Pomysł PiS: tradycjonalizm obyczajowy + interwencjonizm gospodarczy (redystrybucja dochodów).
Czy istnieje bardziej chwytliwy pomysł?
Przed wyborami warto porozmawiać o oczywistościach.
Takiego pomysłu nie ma żadna z partii opozycyjnych, które grzęzną coraz bardziej w nijakość, jałowość i mogą tylko liczyć na to, że w Polsce nastąpi gospodarcza zapaść. Pozostaje im bardzo niewdzięczna rola tych, którym zależy, żeby wszystkim było gorzej, bo tylko wtedy dla nich będzie politycznie lepiej.
- Tradycjonalizm obyczajowy?
Polska jest krajem tradycjonalizmu obyczajowego, to fakt, a z faktami się nie polemizuje. Zachodnioeuropejskie, przede wszystkim lewicowe pomysły i idee nie mają tu wzięcia poza częścią populacji dużych miast, gdzie istnieje zanik więzi społecznych i jakieś abstrakcyjne utopie mogą zastępować sąsiadów i krewnych.
Wszędzie indziej jest kulturowo tak, jak ludzie chcą żeby było i wszelkie "postępowe" nowinki traktowane są z podejrzliwą nieufnością.
I najczęściej słusznie, bo te nowinki są z całkiem innej gleby kulturowej i zrodzone z innych zaszłości historycznych. Do Polski są przywożone z nieudolnie skrywanym podtekstem, że Polaków trzeba "cywilizować". Misjonarze tego "cywilizowania" zapominają, że nikt nie lubi być "cywilizowanym" na siłę.
Pamiętajmy, że obywatele Polski w większości wywodzą się z mieszkańców wsi, a to grupa historycznie ukształtowana w ten sposób, że charakteryzuje się trwałą nieufnością wobec propozycji przychodzących z zewnątrz, kieruje się zdrowym rozsądkiem i nie mniej zdrowym interesem własnym. Dzięki temu przetrwała, zachowując tożsamość. Jedni nazwą to "wstecznictwem", inni zacytują Gospodarza z "Wesela" Wyspiańskiego ("chłop potęgą jest i basta").

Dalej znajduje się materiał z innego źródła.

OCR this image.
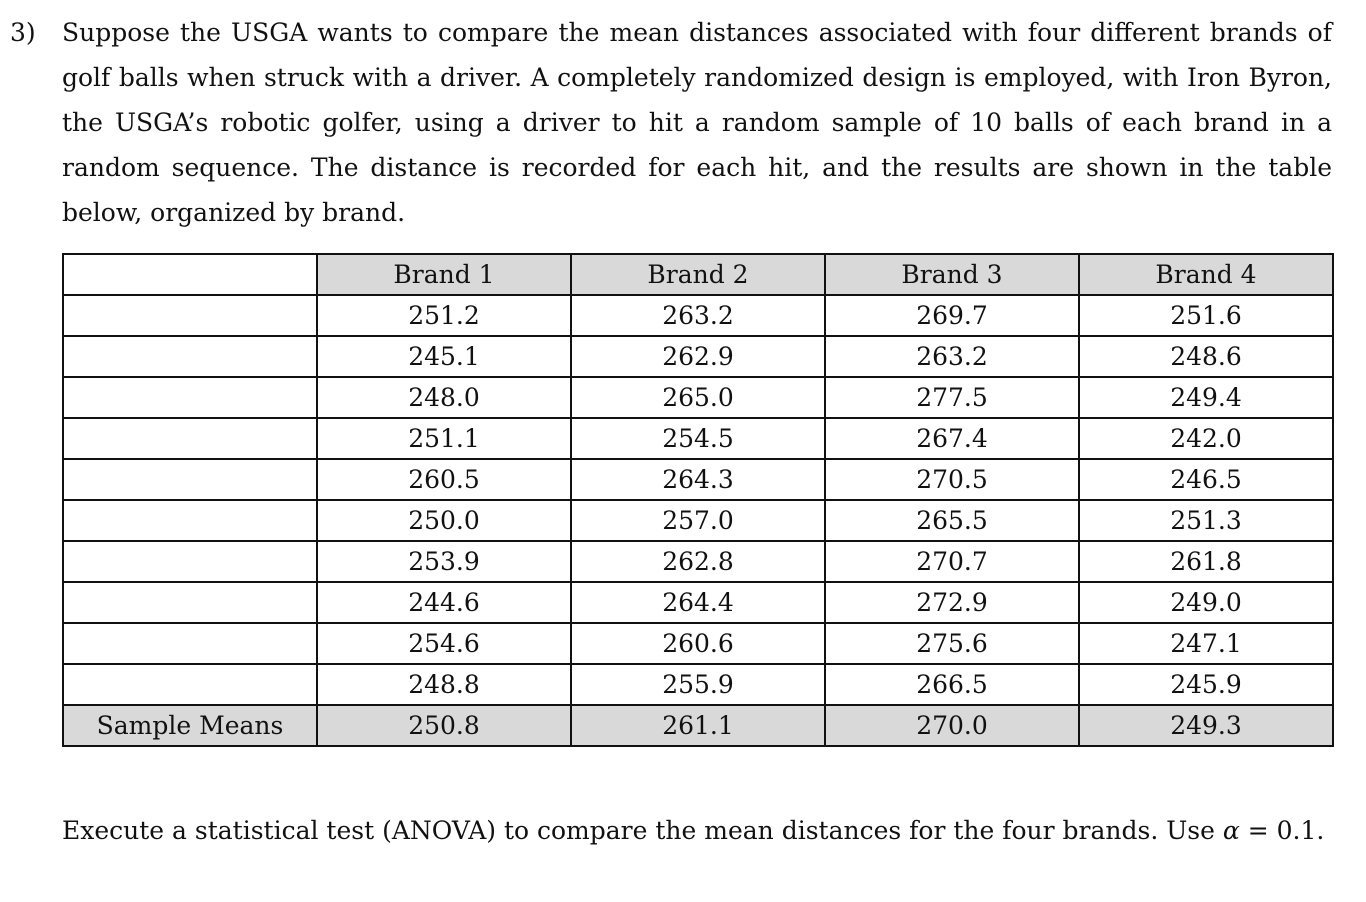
3) Suppose the USGA wants to compare the mean distances associated with four different brands of golf balls when struck with a driver. A completely randomized design is employed, with Iron Byron, the USGA’s robotic golfer, using a driver to hit a random sample of 10 balls of each brand in a random sequence. The distance is recorded for each hit, and the results are shown in the table below, organized by brand.
	Brand 1	Brand 2	Brand 3	Brand 4
	251.2	263.2	269.7	251.6
	245.1	262.9	263.2	248.6
	248.0	265.0	277.5	249.4
	251.1	254.5	267.4	242.0
	260.5	264.3	270.5	246.5
	250.0	257.0	265.5	251.3
	253.9	262.8	270.7	261.8
	244.6	264.4	272.9	249.0
	254.6	260.6	275.6	247.1
	248.8	255.9	266.5	245.9
Sample Means	250.8	261.1	270.0	249.3
Execute a statistical test (ANOVA) to compare the mean distances for the four brands. Use α = 0.1.
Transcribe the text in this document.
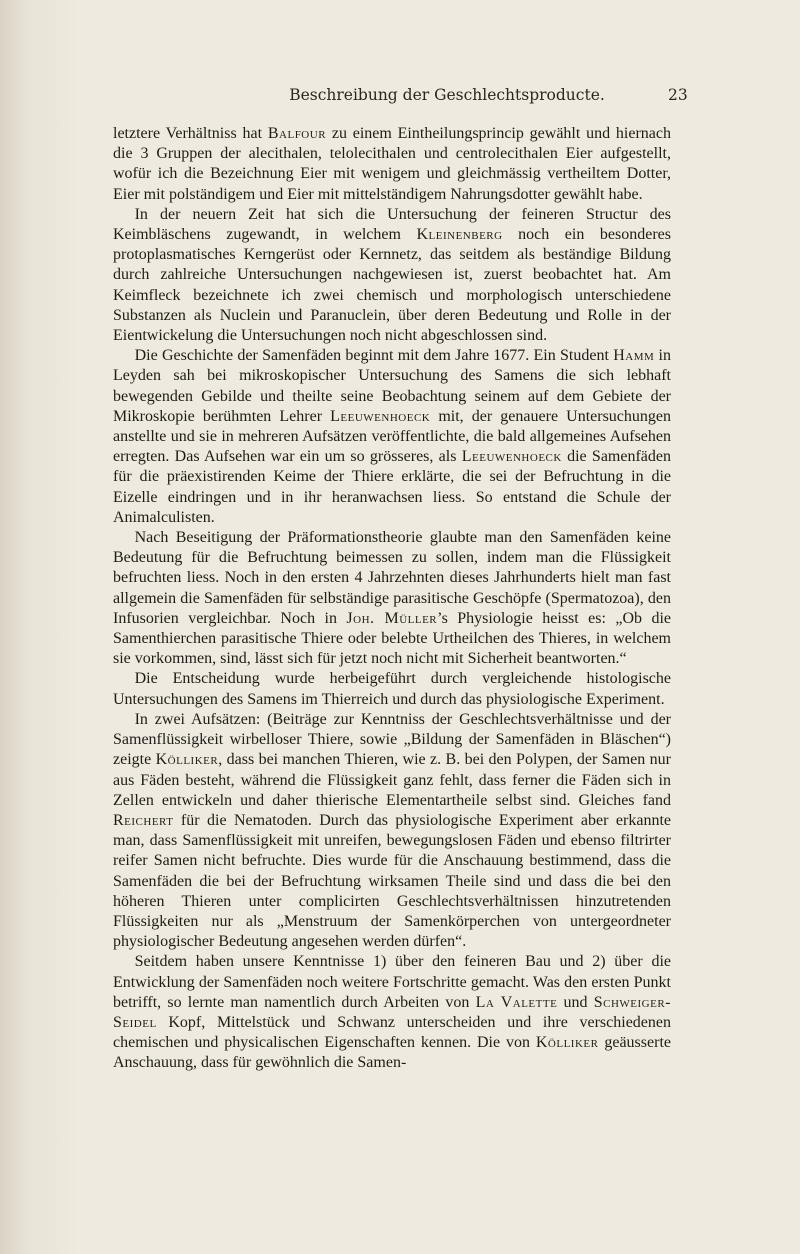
Beschreibung der Geschlechtsproducte.	23

letztere Verhältniss hat Balfour zu einem Eintheilungsprincip gewählt und hiernach die 3 Gruppen der alecithalen, telolecithalen und centrolecithalen Eier aufgestellt, wofür ich die Bezeichnung Eier mit wenigem und gleichmässig vertheiltem Dotter, Eier mit polständigem und Eier mit mittelständigem Nahrungsdotter gewählt habe.

In der neuern Zeit hat sich die Untersuchung der feineren Structur des Keimbläschens zugewandt, in welchem Kleinenberg noch ein besonderes protoplasmatisches Kerngerüst oder Kernnetz, das seitdem als beständige Bildung durch zahlreiche Untersuchungen nachgewiesen ist, zuerst beobachtet hat. Am Keimfleck bezeichnete ich zwei chemisch und morphologisch unterschiedene Substanzen als Nuclein und Paranuclein, über deren Bedeutung und Rolle in der Eientwickelung die Untersuchungen noch nicht abgeschlossen sind.

Die Geschichte der Samenfäden beginnt mit dem Jahre 1677. Ein Student Hamm in Leyden sah bei mikroskopischer Untersuchung des Samens die sich lebhaft bewegenden Gebilde und theilte seine Beobachtung seinem auf dem Gebiete der Mikroskopie berühmten Lehrer Leeuwenhoeck mit, der genauere Untersuchungen anstellte und sie in mehreren Aufsätzen veröffentlichte, die bald allgemeines Aufsehen erregten. Das Aufsehen war ein um so grösseres, als Leeuwenhoeck die Samenfäden für die präexistirenden Keime der Thiere erklärte, die sei der Befruchtung in die Eizelle eindringen und in ihr heranwachsen liess. So entstand die Schule der Animalculisten.

Nach Beseitigung der Präformationstheorie glaubte man den Samenfäden keine Bedeutung für die Befruchtung beimessen zu sollen, indem man die Flüssigkeit befruchten liess. Noch in den ersten 4 Jahrzehnten dieses Jahrhunderts hielt man fast allgemein die Samenfäden für selbständige parasitische Geschöpfe (Spermatozoa), den Infusorien vergleichbar. Noch in Joh. Müller’s Physiologie heisst es: „Ob die Samenthierchen parasitische Thiere oder belebte Urtheilchen des Thieres, in welchem sie vorkommen, sind, lässt sich für jetzt noch nicht mit Sicherheit beantworten.“

Die Entscheidung wurde herbeigeführt durch vergleichende histologische Untersuchungen des Samens im Thierreich und durch das physiologische Experiment.

In zwei Aufsätzen: (Beiträge zur Kenntniss der Geschlechtsverhältnisse und der Samenflüssigkeit wirbelloser Thiere, sowie „Bildung der Samenfäden in Bläschen“) zeigte Kölliker, dass bei manchen Thieren, wie z. B. bei den Polypen, der Samen nur aus Fäden besteht, während die Flüssigkeit ganz fehlt, dass ferner die Fäden sich in Zellen entwickeln und daher thierische Elementartheile selbst sind. Gleiches fand Reichert für die Nematoden. Durch das physiologische Experiment aber erkannte man, dass Samenflüssigkeit mit unreifen, bewegungslosen Fäden und ebenso filtrirter reifer Samen nicht befruchte. Dies wurde für die Anschauung bestimmend, dass die Samenfäden die bei der Befruchtung wirksamen Theile sind und dass die bei den höheren Thieren unter complicirten Geschlechtsverhältnissen hinzutretenden Flüssigkeiten nur als „Menstruum der Samenkörperchen von untergeordneter physiologischer Bedeutung angesehen werden dürfen“.

Seitdem haben unsere Kenntnisse 1) über den feineren Bau und 2) über die Entwicklung der Samenfäden noch weitere Fortschritte gemacht. Was den ersten Punkt betrifft, so lernte man namentlich durch Arbeiten von La Valette und Schweiger-Seidel Kopf, Mittelstück und Schwanz unterscheiden und ihre verschiedenen chemischen und physicalischen Eigenschaften kennen. Die von Kölliker geäusserte Anschauung, dass für gewöhnlich die Samen-
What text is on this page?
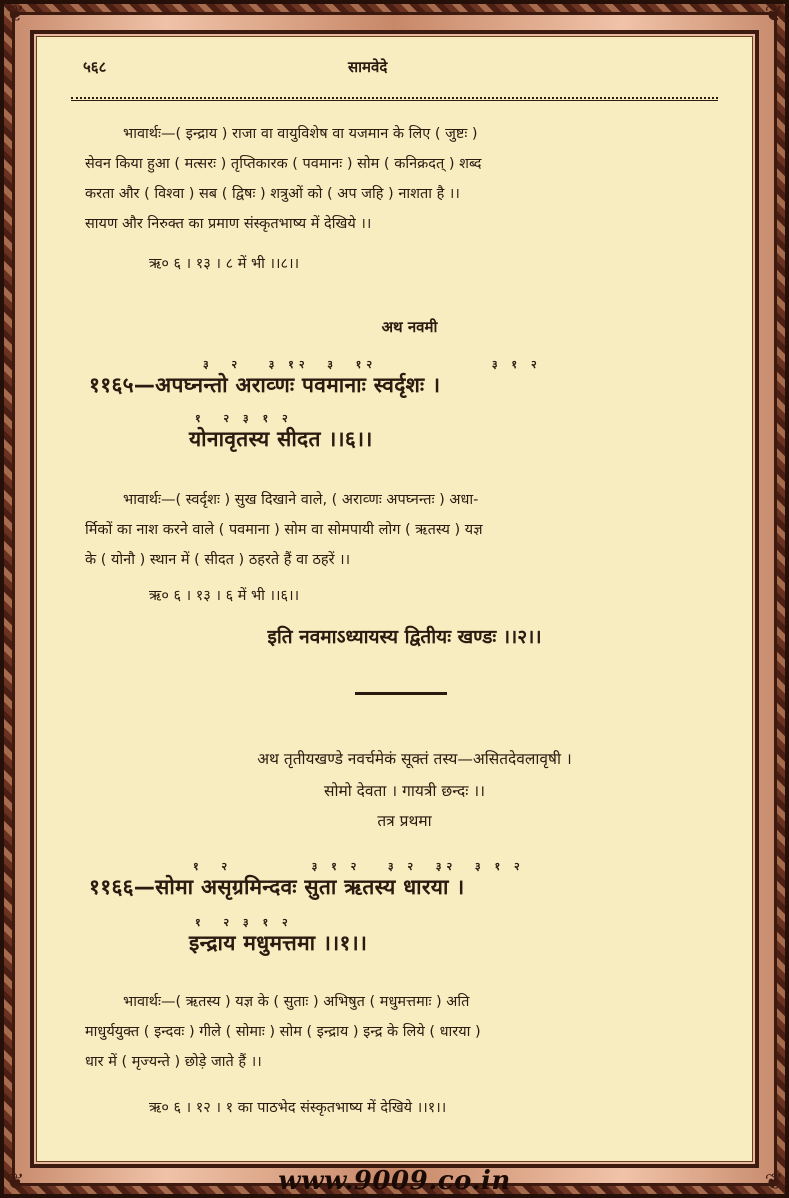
❦	❦
❦	❦
५६८	सामवेदे
भावार्थः—( इन्द्राय ) राजा वा वायुविशेष वा यजमान के लिए ( जुष्टः )
सेवन किया हुआ ( मत्सरः ) तृप्तिकारक ( पवमानः ) सोम ( कनिक्रदत् ) शब्द
करता और ( विश्वा ) सब ( द्विषः ) शत्रुओं को ( अप जहि ) नाशता है ।।
सायण और निरुक्त का प्रमाण संस्कृतभाष्य में देखिये ।।
ऋ० ६ । १३ । ८ में भी ।।८।।
अथ नवमी
३  २   ३ १२  ३  १२             ३ १ २
११६५—अपघ्नन्तो अराव्णः पवमानाः स्वर्दृशः ।
१  २ ३ १ २
योनावृतस्य सीदत ।।६।।
भावार्थः—( स्वर्दृशः ) सुख दिखाने वाले, ( अराव्णः अपघ्नन्तः ) अधा-
र्मिकों का नाश करने वाले ( पवमाना ) सोम वा सोमपायी लोग ( ऋतस्य ) यज्ञ
के ( योनौ ) स्थान में ( सीदत ) ठहरते हैं वा ठहरें ।।
ऋ० ६ । १३ । ६ में भी ।।६।।
इति नवमाऽध्यायस्य द्वितीयः खण्डः ।।२।।
अथ तृतीयखण्डे नवर्चमेकं सूक्तं तस्य—असितदेवलावृषी ।
सोमो देवता । गायत्री छन्दः ।।
तत्र प्रथमा
१  २         ३ १ २   ३ २  ३२  ३ १ २
११६६—सोमा असृग्रमिन्दवः सुता ऋतस्य धारया ।
१  २ ३ १ २
इन्द्राय मधुमत्तमा ।।१।।
भावार्थः—( ऋतस्य ) यज्ञ के ( सुताः ) अभिषुत ( मधुमत्तमाः ) अति
माधुर्ययुक्त ( इन्दवः ) गीले ( सोमाः ) सोम ( इन्द्राय ) इन्द्र के लिये ( धारया )
धार में ( मृज्यन्ते ) छोड़े जाते हैं ।।
ऋ० ६ । १२ । १ का पाठभेद संस्कृतभाष्य में देखिये ।।१।।
www.9009.co.in
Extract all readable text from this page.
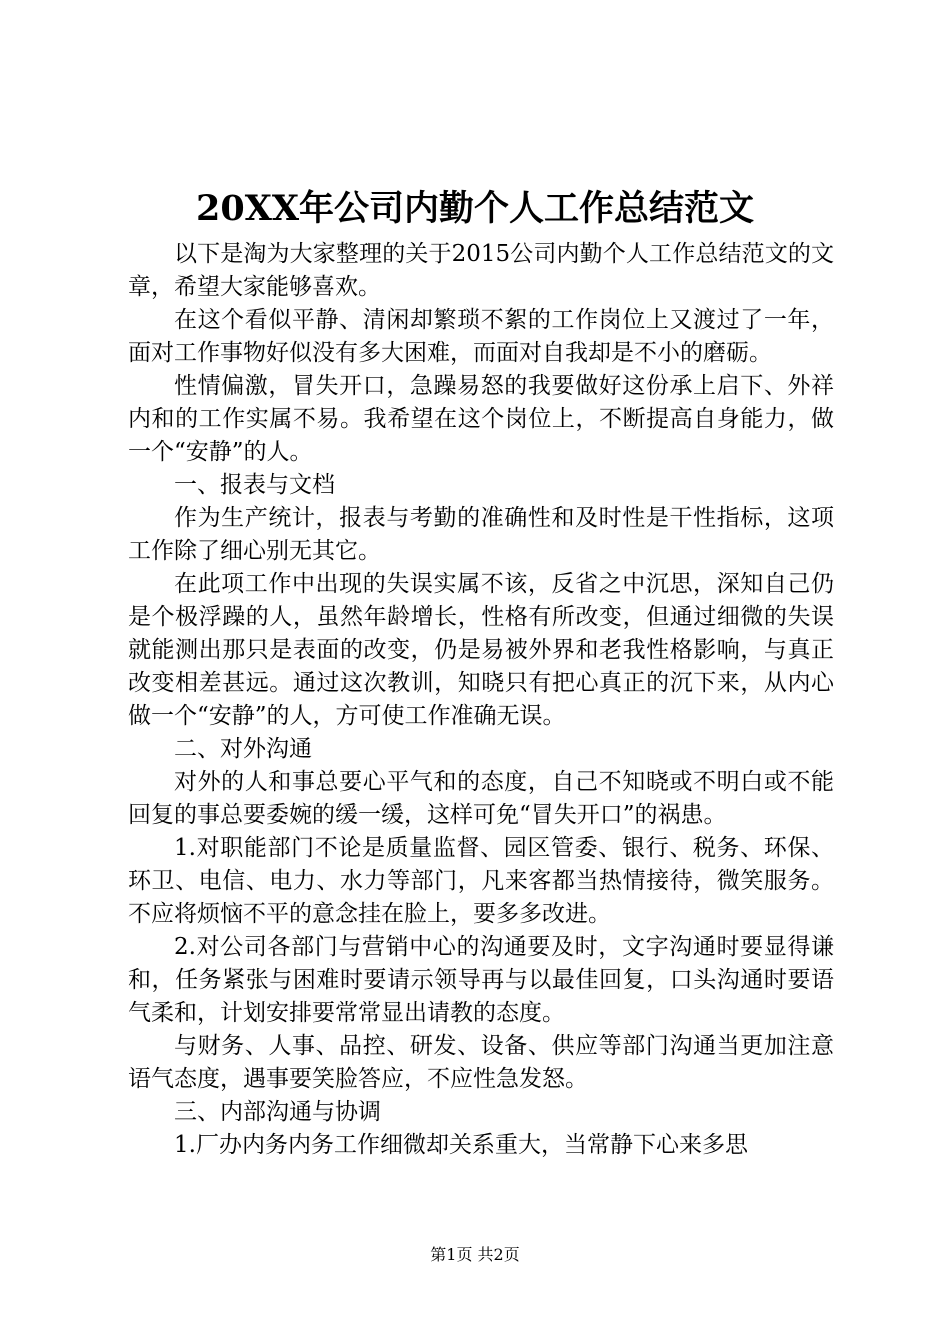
20XX年公司内勤个人工作总结范文

以下是淘为大家整理的关于2015公司内勤个人工作总结范文的文章，希望大家能够喜欢。

在这个看似平静、清闲却繁琐不絮的工作岗位上又渡过了一年，面对工作事物好似没有多大困难，而面对自我却是不小的磨砺。

性情偏激，冒失开口，急躁易怒的我要做好这份承上启下、外祥内和的工作实属不易。我希望在这个岗位上，不断提高自身能力，做一个“安静”的人。

一、报表与文档

作为生产统计，报表与考勤的准确性和及时性是干性指标，这项工作除了细心别无其它。

在此项工作中出现的失误实属不该，反省之中沉思，深知自己仍是个极浮躁的人，虽然年龄增长，性格有所改变，但通过细微的失误就能测出那只是表面的改变，仍是易被外界和老我性格影响，与真正改变相差甚远。通过这次教训，知晓只有把心真正的沉下来，从内心做一个“安静”的人，方可使工作准确无误。

二、对外沟通

对外的人和事总要心平气和的态度，自己不知晓或不明白或不能回复的事总要委婉的缓一缓，这样可免“冒失开口”的祸患。

1.对职能部门不论是质量监督、园区管委、银行、税务、环保、环卫、电信、电力、水力等部门，凡来客都当热情接待，微笑服务。不应将烦恼不平的意念挂在脸上，要多多改进。

2.对公司各部门与营销中心的沟通要及时，文字沟通时要显得谦和，任务紧张与困难时要请示领导再与以最佳回复，口头沟通时要语气柔和，计划安排要常常显出请教的态度。

与财务、人事、品控、研发、设备、供应等部门沟通当更加注意语气态度，遇事要笑脸答应，不应性急发怒。

三、内部沟通与协调

1.厂办内务内务工作细微却关系重大，当常静下心来多思

第1页 共2页
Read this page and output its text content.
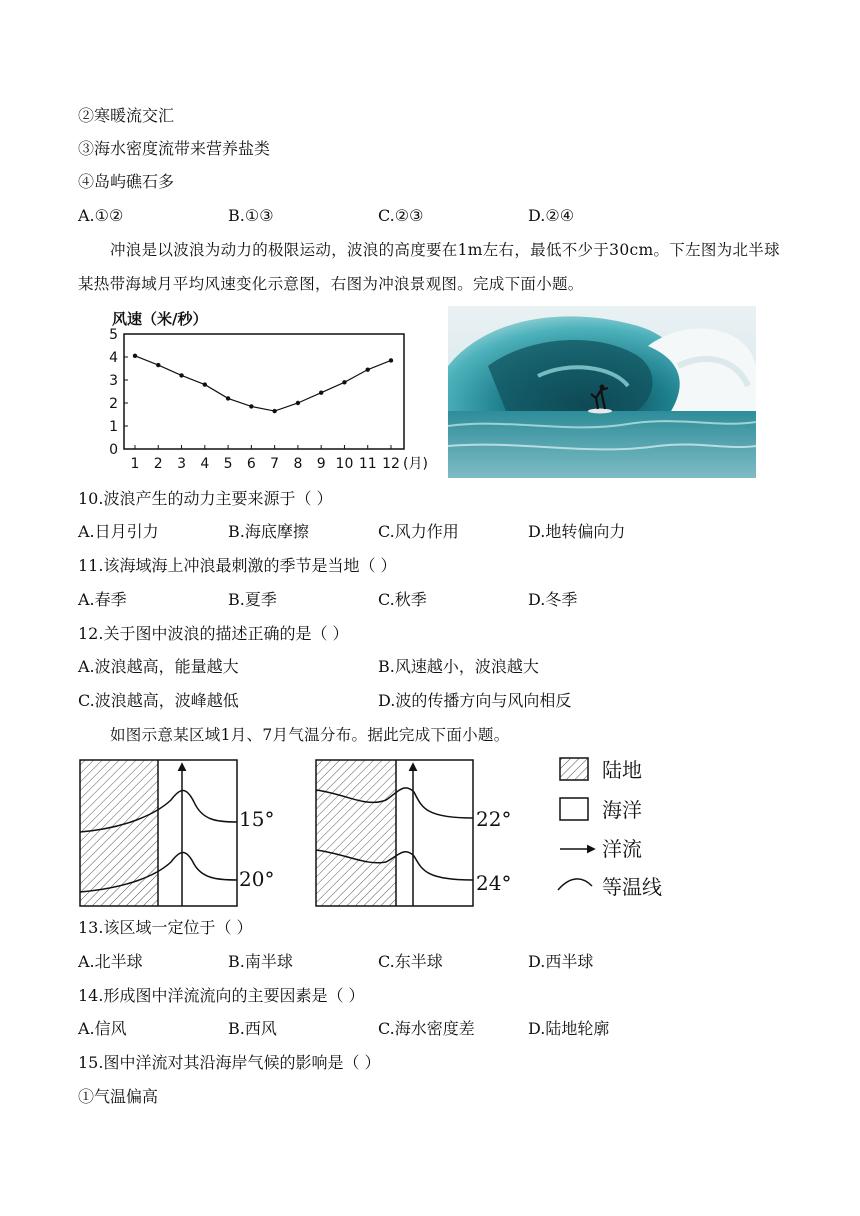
②寒暖流交汇
③海水密度流带来营养盐类
④岛屿礁石多
A.①②	B.①③	C.②③	D.②④
冲浪是以波浪为动力的极限运动，波浪的高度要在1m左右，最低不少于30cm。下左图为北半球某热带海域月平均风速变化示意图，右图为冲浪景观图。完成下面小题。
风速（米/秒）
0
1
2
3
4
5
1 2 3 4 5 6 7 8 9 10 11 12 (月)
10.波浪产生的动力主要来源于（ ）
A.日月引力	B.海底摩擦	C.风力作用	D.地转偏向力
11.该海域海上冲浪最刺激的季节是当地（ ）
A.春季	B.夏季	C.秋季	D.冬季
12.关于图中波浪的描述正确的是（ ）
A.波浪越高，能量越大	B.风速越小，波浪越大
C.波浪越高，波峰越低	D.波的传播方向与风向相反
如图示意某区域1月、7月气温分布。据此完成下面小题。
15°
20°
22°
24°
陆地
海洋
洋流
等温线
13.该区域一定位于（ ）
A.北半球	B.南半球	C.东半球	D.西半球
14.形成图中洋流流向的主要因素是（ ）
A.信风	B.西风	C.海水密度差	D.陆地轮廓
15.图中洋流对其沿海岸气候的影响是（ ）
①气温偏高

Tak było za pańszczyzny, pod zaborami, pod okupacją i za komuny.
Nie ma historycznego powodu, aby to uległo zmianie.
- Interwencjonizm gospodarczy?
Polska zaczyna wreszcie zbierać owoce ekonomiczne uwolnienia się od "realnego socjalizmu" i przystąpienia do Unii Europejskiej.
Polacy zaczynają pokazywać, na co ich stać. Ponieważ Polskę wciąż dzieli przepaść w stosunku do poziomu ekonomicznego najbardziej rozwiniętych krajów Zachodu, a Polacy mają wolę działania biznesowego o wiele większą niż syty i zgnuśniały Zachód, czekają Polskę lata wielkiego przyspieszenia ekonomicznego. Polska połączona ekonomicznie z Europą Zachodnią musi podlegać regule naczyń połączonych. To oznacza wyrównywanie poziomu życia do zachodniego, a to pójdzie bardzo energicznie, bo Polacy właśnie mają to, co najważniejsze, a co amerykańscy biznesmeni nazywają "drive", czyli wyjątkowo silną motywację, która napędza ich działania i czyni skutecznymi.
Czyli Polaków czeka bogacenie się...
Problemem krajów bogatych jest ekonomiczne rozwarstwienie. Dysproporcje pomiędzy poziomem życia wąskiej elity i biedniejącej klasy, która nigdy nie stała się klasą średnią lub przestała nią być.
Pomysł włączenia na wczesnym etapie rozwoju ekonomicznego redystrybucji dochodu poprzez programy społeczne (a to dzieje się w tej chwili w Polsce) nie ma nic wspólnego z wolnym rynkiem, jest pomysłem na wskroś socjalistycznym, ale nikt nie zaprzeczy, że zapobiega nadmiernemu rozwarstwieniu i może chronić przed dysproporcjami, które niszczą bogate społeczeństwa, jak najbardziej złośliwy i nieoperacyjny rak.
I, co najważniejsze, redystrybucja jest pomysłem, który według elementarnej logiki musi podobać się WIĘKSZOŚCI.
Pomysł PiS jest więc prosty jak przysłowiowa budowa cepa.
A to jego dodatkowa zaleta. Łatwo zrozumieć, o co w nim chodzi.
Powtarzam jeszcze raz moje pytanie: jeżeli istnieją pomysły lepsze, lub co najmniej bardziej chwytliwe, zapewniające skuteczniej zwycięstwa wyborcze, to dlaczego nikt z opozycji ich nie zgłasza?